Nous avons interviewé Nic Endo peu de temps avant le concert.
Les balances donnaient le ton d'un concert chargé en RDB
Hanin, l'autre élément féminin du groupe était
d'ailleurs allée se reposer les tympans en ville
entretien
avec la petite fée de la technologie Atari Teenage Riot..
Nic : Depuis 3 ans que j'ai quitté la Bavière
pour Berlin, je suis dans A.T.R. Au départ, je faisais des
trucs plutôt simples au niveau du chant (ou disons plutôt
des cris) comme au niveau du son, puis je m'y suis mise rapidement,
juste en essayant le matériel d'Alec à la maison.
Cà n'était pas vraiment des répèts,
mais de l'exploration : comment obtenir ce son de cette manip.
Bib : Tu as surtout progressé par curiosité
en fait ?
Nic : Bien sûr, c'est de la curiosité, mais
je dois dire que j'ai toujours porté un intérêt
particulier au son, surtout de ce type-là. J'ai fait un disque
de pur son japonais, YTTP, et la plupart des gens ne comprennent
pas pourquoi je fais ce genre de truc. Pour eux, ça n'est
pas de la musique parce qu'il n'y a pas la structure classique dont
on peut avoir l'habitude en Occident avec une basse, une guitare
et tout ça. Ils sont perdus devant ce qui leur apparaît
comme une anarchie sonore, un véritable capharnaum. Pourtant,
j'y trouve une structure bien précise, c'est très
organisé en fait, même si c'est une musique très
libre, je la qualifie généralement de Free Jazz.
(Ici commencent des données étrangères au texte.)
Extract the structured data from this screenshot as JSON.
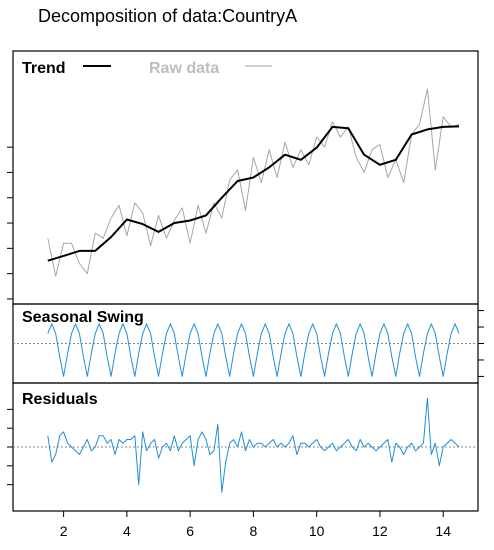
{
  "chart_data": {
    "type": "line",
    "title": "Decomposition of data:CountryA",
    "xlabel": "",
    "ylabel": "",
    "x_ticks": [
      2,
      4,
      6,
      8,
      10,
      12,
      14
    ],
    "xlim": [
      0.4,
      15.1
    ],
    "grid": false,
    "legend": {
      "placement": "top-left",
      "entries": [
        "Trend",
        "Raw data"
      ]
    },
    "colors": {
      "trend": "#000000",
      "raw": "#a6a6a6",
      "component": "#1f8fd6",
      "zero_line": "#888888",
      "frame": "#000000"
    },
    "panels": [
      {
        "label": "Trend",
        "ylim": [
          0,
          100
        ],
        "y_ticks": [
          2,
          12,
          22,
          32,
          42,
          52,
          62
        ],
        "series": [
          {
            "name": "Trend",
            "x": [
              1.5,
              2.0,
              2.5,
              3.0,
              3.5,
              4.0,
              4.5,
              5.0,
              5.5,
              6.0,
              6.5,
              7.0,
              7.5,
              8.0,
              8.5,
              9.0,
              9.5,
              10.0,
              10.5,
              11.0,
              11.5,
              12.0,
              12.5,
              13.0,
              13.5,
              14.0,
              14.5
            ],
            "values": [
              17.1,
              19.0,
              21.0,
              21.0,
              26.5,
              33.4,
              31.6,
              28.5,
              32.0,
              33.0,
              35.0,
              42.0,
              48.6,
              50.0,
              54.0,
              59.0,
              57.0,
              61.8,
              70.0,
              69.5,
              59.0,
              55.0,
              57.0,
              67.0,
              69.0,
              70.0,
              70.2
            ]
          },
          {
            "name": "Raw data",
            "x": [
              1.5,
              1.75,
              2.0,
              2.25,
              2.5,
              2.75,
              3.0,
              3.25,
              3.5,
              3.75,
              4.0,
              4.25,
              4.5,
              4.75,
              5.0,
              5.25,
              5.5,
              5.75,
              6.0,
              6.25,
              6.5,
              6.75,
              7.0,
              7.25,
              7.5,
              7.75,
              8.0,
              8.25,
              8.5,
              8.75,
              9.0,
              9.25,
              9.5,
              9.75,
              10.0,
              10.25,
              10.5,
              10.75,
              11.0,
              11.25,
              11.5,
              11.75,
              12.0,
              12.25,
              12.5,
              12.75,
              13.0,
              13.25,
              13.5,
              13.75,
              14.0,
              14.25,
              14.5
            ],
            "values": [
              26,
              11,
              24,
              24,
              16,
              12,
              28,
              26,
              34,
              39,
              27,
              40,
              36,
              23,
              35,
              26,
              33,
              38,
              24,
              39,
              28,
              40,
              34,
              49,
              53,
              37,
              58,
              48,
              61,
              50,
              64,
              54,
              61,
              55,
              66,
              62,
              72,
              66,
              70,
              58,
              52,
              61,
              63,
              50,
              57,
              48,
              67,
              71,
              85,
              53,
              74,
              70,
              71
            ]
          }
        ]
      },
      {
        "label": "Seasonal Swing",
        "ylim": [
          -12,
          12
        ],
        "y_ticks": [
          -10,
          -5,
          0,
          5,
          10
        ],
        "series": [
          {
            "name": "",
            "x": [
              1.5,
              1.625,
              1.75,
              1.875,
              2.0,
              2.125,
              2.25,
              2.375,
              2.5,
              2.625,
              2.75,
              2.875,
              3.0,
              3.125,
              3.25,
              3.375,
              3.5,
              3.625,
              3.75,
              3.875,
              4.0,
              4.125,
              4.25,
              4.375,
              4.5,
              4.625,
              4.75,
              4.875,
              5.0,
              5.125,
              5.25,
              5.375,
              5.5,
              5.625,
              5.75,
              5.875,
              6.0,
              6.125,
              6.25,
              6.375,
              6.5,
              6.625,
              6.75,
              6.875,
              7.0,
              7.125,
              7.25,
              7.375,
              7.5,
              7.625,
              7.75,
              7.875,
              8.0,
              8.125,
              8.25,
              8.375,
              8.5,
              8.625,
              8.75,
              8.875,
              9.0,
              9.125,
              9.25,
              9.375,
              9.5,
              9.625,
              9.75,
              9.875,
              10.0,
              10.125,
              10.25,
              10.375,
              10.5,
              10.625,
              10.75,
              10.875,
              11.0,
              11.125,
              11.25,
              11.375,
              11.5,
              11.625,
              11.75,
              11.875,
              12.0,
              12.125,
              12.25,
              12.375,
              12.5,
              12.625,
              12.75,
              12.875,
              13.0,
              13.125,
              13.25,
              13.375,
              13.5,
              13.625,
              13.75,
              13.875,
              14.0,
              14.125,
              14.25,
              14.375,
              14.5
            ],
            "values": [
              3,
              6,
              3,
              -4,
              -10,
              -3,
              3,
              6,
              3,
              -4,
              -10,
              -3,
              3,
              6,
              3,
              -4,
              -10,
              -3,
              3,
              6,
              3,
              -4,
              -10,
              -3,
              3,
              6,
              3,
              -4,
              -10,
              -3,
              3,
              6,
              3,
              -4,
              -10,
              -3,
              3,
              6,
              3,
              -4,
              -10,
              -3,
              3,
              6,
              3,
              -4,
              -10,
              -3,
              3,
              6,
              3,
              -4,
              -10,
              -3,
              3,
              6,
              3,
              -4,
              -10,
              -3,
              3,
              6,
              3,
              -4,
              -10,
              -3,
              3,
              6,
              3,
              -4,
              -10,
              -3,
              3,
              6,
              3,
              -4,
              -10,
              -3,
              3,
              6,
              3,
              -4,
              -10,
              -3,
              3,
              6,
              3,
              -4,
              -10,
              -3,
              3,
              6,
              3,
              -4,
              -10,
              -3,
              3,
              6,
              3,
              -4,
              -10,
              -3,
              3,
              6,
              3
            ]
          }
        ]
      },
      {
        "label": "Residuals",
        "ylim": [
          -17,
          17
        ],
        "y_ticks": [
          -10,
          -5,
          0,
          5,
          10
        ],
        "series": [
          {
            "name": "",
            "x": [
              1.5,
              1.625,
              1.75,
              1.875,
              2.0,
              2.125,
              2.25,
              2.375,
              2.5,
              2.625,
              2.75,
              2.875,
              3.0,
              3.125,
              3.25,
              3.375,
              3.5,
              3.625,
              3.75,
              3.875,
              4.0,
              4.125,
              4.25,
              4.375,
              4.5,
              4.625,
              4.75,
              4.875,
              5.0,
              5.125,
              5.25,
              5.375,
              5.5,
              5.625,
              5.75,
              5.875,
              6.0,
              6.125,
              6.25,
              6.375,
              6.5,
              6.625,
              6.75,
              6.875,
              7.0,
              7.125,
              7.25,
              7.375,
              7.5,
              7.625,
              7.75,
              7.875,
              8.0,
              8.125,
              8.25,
              8.375,
              8.5,
              8.625,
              8.75,
              8.875,
              9.0,
              9.125,
              9.25,
              9.375,
              9.5,
              9.625,
              9.75,
              9.875,
              10.0,
              10.125,
              10.25,
              10.375,
              10.5,
              10.625,
              10.75,
              10.875,
              11.0,
              11.125,
              11.25,
              11.375,
              11.5,
              11.625,
              11.75,
              11.875,
              12.0,
              12.125,
              12.25,
              12.375,
              12.5,
              12.625,
              12.75,
              12.875,
              13.0,
              13.125,
              13.25,
              13.375,
              13.5,
              13.625,
              13.75,
              13.875,
              14.0,
              14.125,
              14.25,
              14.375,
              14.5
            ],
            "values": [
              3,
              -4,
              -2,
              3,
              4,
              1,
              0,
              -1,
              -2,
              0,
              2,
              -1,
              0,
              3,
              3,
              1,
              2,
              -2,
              2,
              1,
              2,
              2,
              3,
              -10,
              4,
              -1,
              1,
              2,
              -3,
              0,
              1,
              -1,
              3,
              -1,
              1,
              2,
              3,
              -5,
              2,
              4,
              2,
              -2,
              -1,
              6,
              -12,
              -4,
              1,
              2,
              0,
              4,
              -1,
              2,
              0,
              1,
              1,
              0,
              1,
              2,
              0,
              1,
              0,
              1,
              3,
              -2,
              1,
              1,
              0,
              1,
              2,
              0,
              -1,
              0,
              1,
              -1,
              0,
              1,
              2,
              0,
              -1,
              2,
              0,
              1,
              0,
              -1,
              0,
              1,
              2,
              -4,
              1,
              0,
              -2,
              0,
              1,
              -1,
              0,
              1,
              13,
              -2,
              1,
              -5,
              0,
              1,
              2,
              1,
              0
            ]
          }
        ]
      }
    ]
  }
}
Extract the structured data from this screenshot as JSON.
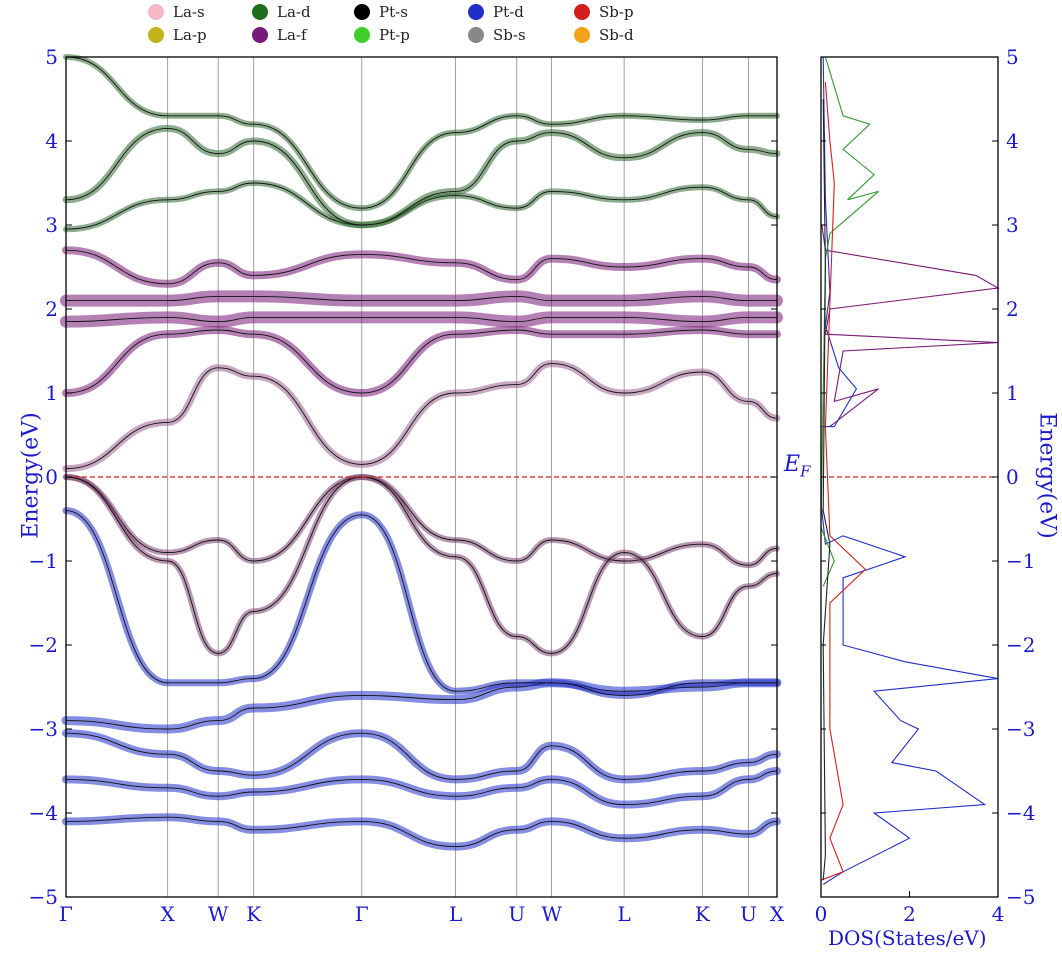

Le premier son que j'ai obtenu du SH101 m'a donné l'impression
que j'allais enfin pouvoir faire passer, transposer mes émotions
et mes sentiments de la façon la plus directe et la plus
pure possible, au moins en ce qui me concerne. Pour Hanin, l'émotion
passe par les cris, la voix. C'est comme ça qu'elle s'exprime,
qu'elle se libère alors que je me retrouve dans cet éclatement
sonore (elle émet alors un son un peu comme prrrrrroufffff,
très grave), dans ce bruit.
Bib : Tu adoptes donc une démarche expérimentale
et spontanée.
Nic : Oui, je me sens complètement libre, je n'ai
aucun concept de base, rien n'est pré-construit. Je ne programme
rien, je n'ai recours à aucun montage ou séquences,
je branche tout et je me lance. C'est un processus très spontané
et forcément unique puisque c'est intimement lié à
un moment précis. Je ne peux pas refaire vraiment le même
bruit, c'est toujours différent d'où l'intérêt
des concerts. C'est ce que je trouve si excitant dans cette musique.
Pour Atari Teenage Riot, le son est censé représenter
le bruit des gens pris de colère ou d'excitation et c'est
ça que je tente de recréer.
Bib : Est-ce que tu dirais que la musique d'A.T.R. est
violente et agressive ou qu'elle joue plutôt un rôle
exutoire? Le mot révolution est pour le moins récurrent
dans votre discours
Nic : En fait ce qu'on fait provient directement de notre
style de vie et de ce à quoi on est confronté quotidiennement
à Berlin. Je ne pense pas qu'on pourrait faire cette musique
si on n'était pas profondément en colère et
révolté. Face aux circonstances politiques actuelles
en Allemagne, j'ai l'impression que je n'ai pas d'autre choix que
de faire de la musique. La musique est avant tout une forme d'action
et d'autodéfense, si tu vois ce que je veux dire. Dans A.T.R.,
les paroles et la musique sont intimement liées, mais la
musique peu aussi fonctionner de façon autonome. Quand tu
écoutes la musique, elle te réduit à un niveau
émotionnel intense, tu n'as pas besoin des mots vraiment,
tu sais directement de quoi il retourne, ça te prend aux
tripes. Les paroles, elles, posent les choses de façon explicite,
sans équivoque.
Bib : Quel effet ça te fais de te retrouver sur
une scène devant une foule complètement déchaînée
?
Nic : C'est trop bon !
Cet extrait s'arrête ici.